I am endlessly fascinated by the buildings, shops, bioscopes

and general dealer stores that lie scattered across South Africa, especially those of the Western, Eastern and Northern Cape and Karoo. In the early 1970s, fearing they may soon be demolished, I began to photograph these buildings in my home town of Worcester, in the Western Cape. The supermarket was coming to town. Television was still to make its presence felt. I wanted to preserve their memory.

In trying to establish my voice as a painter and searching for a focus, I realized that the everyday buildings of my youth meshed with my idea of doing something essentially South African. This concept crystallized after my first overseas trip to Europe in 1974, when I returned to Cape Town and realized how extraordinary the local townscape was and how much it differed from its European counterparts.

Influenced by the photo-realism movement of the time, I began to use the buildings in my photographs as the subject matter for my realist works. My paintings are not about architecture as such, about structures that have been designed; instead, they have to do with buildings that have grown and matured over time, that show the ravages of alteration, that reveal their amusing quirks and peculiarities, with all the eccentric bits and pieces added by their owners.

The first step is to observe and compose through the eye of the camera. This can be a very satisfying process, for the photographic image has its own reality. If no one else recorded the building at the time, that moment in its life is unique. In a way, it is the photograph that preserves the memory and becomes the subject of the painting.

I try to create paintings that have an intensity about them. I have been told that my images seem frozen, eerie and surreal. What makes them so, in my opinion, is the absence of living elements. This is a deliberate omission to draw attention to the buildings themselves. The facades become a kind of portrait. I want the viewer to concentrate on the structural detail, advertising and lettering. The strong light, so typical of South Africa, that casts shadow, texture and pattern over the structure is emphasized. I try to comment on a particular kind of building that expresses something of the people who built, lived and worked in it, but who themselves are not necessarily conscious of the image it conveys.

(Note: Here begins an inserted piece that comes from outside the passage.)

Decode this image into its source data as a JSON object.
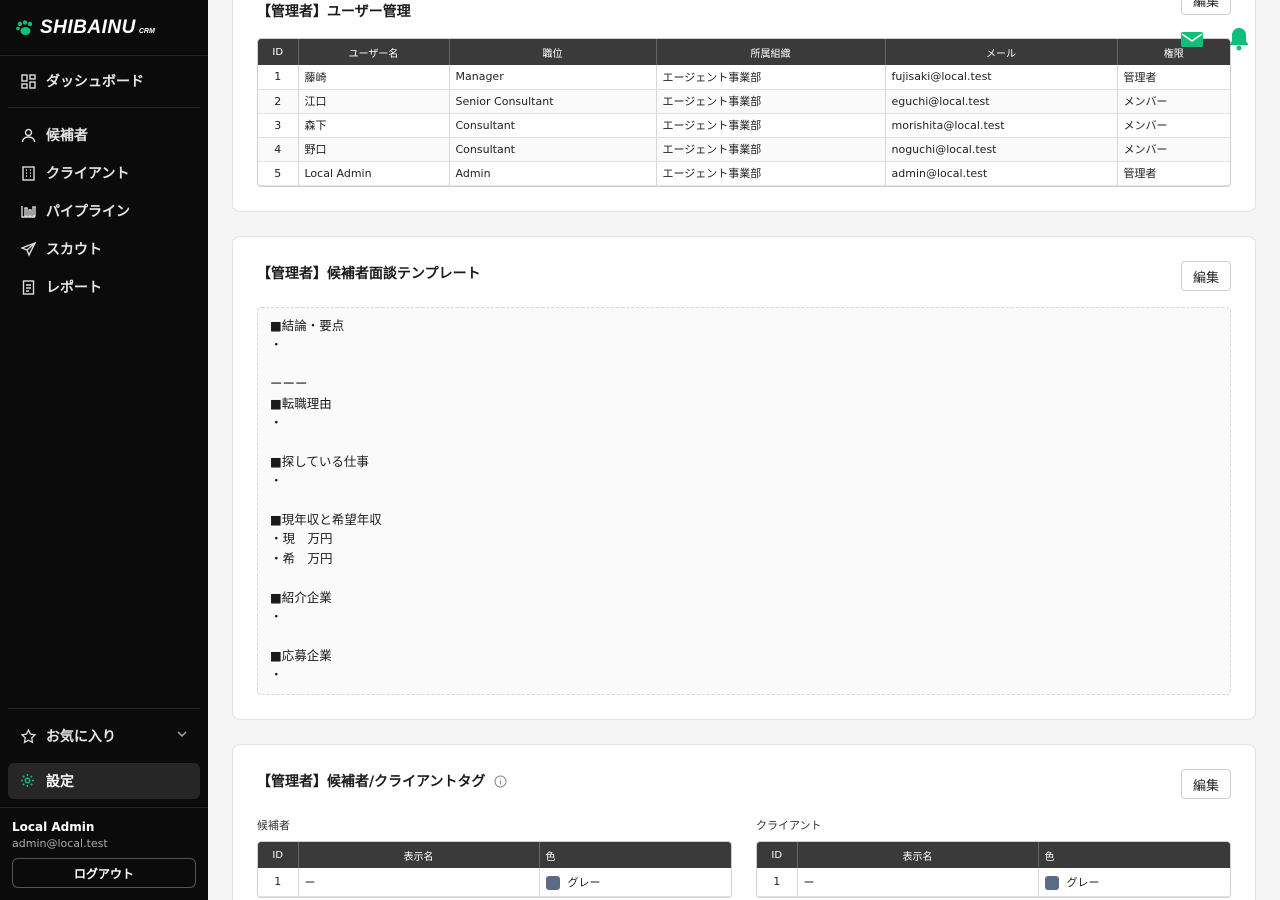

Over the years my painting style has loosened. I now place more emphasis on brushstrokes and paint texture than I did in my earlier works, which tended to be harder, flatter and more hyper-realistic. I remain a realist. This is the only approach that is able to put across the message I want to convey. With realism, you have to be calculated – you cannot just work from the heart or the imagination – because the weight of every element counts.

Ultimately, my aim is to create a painting that makes a statement about a specific place that existed at a specific moment in time.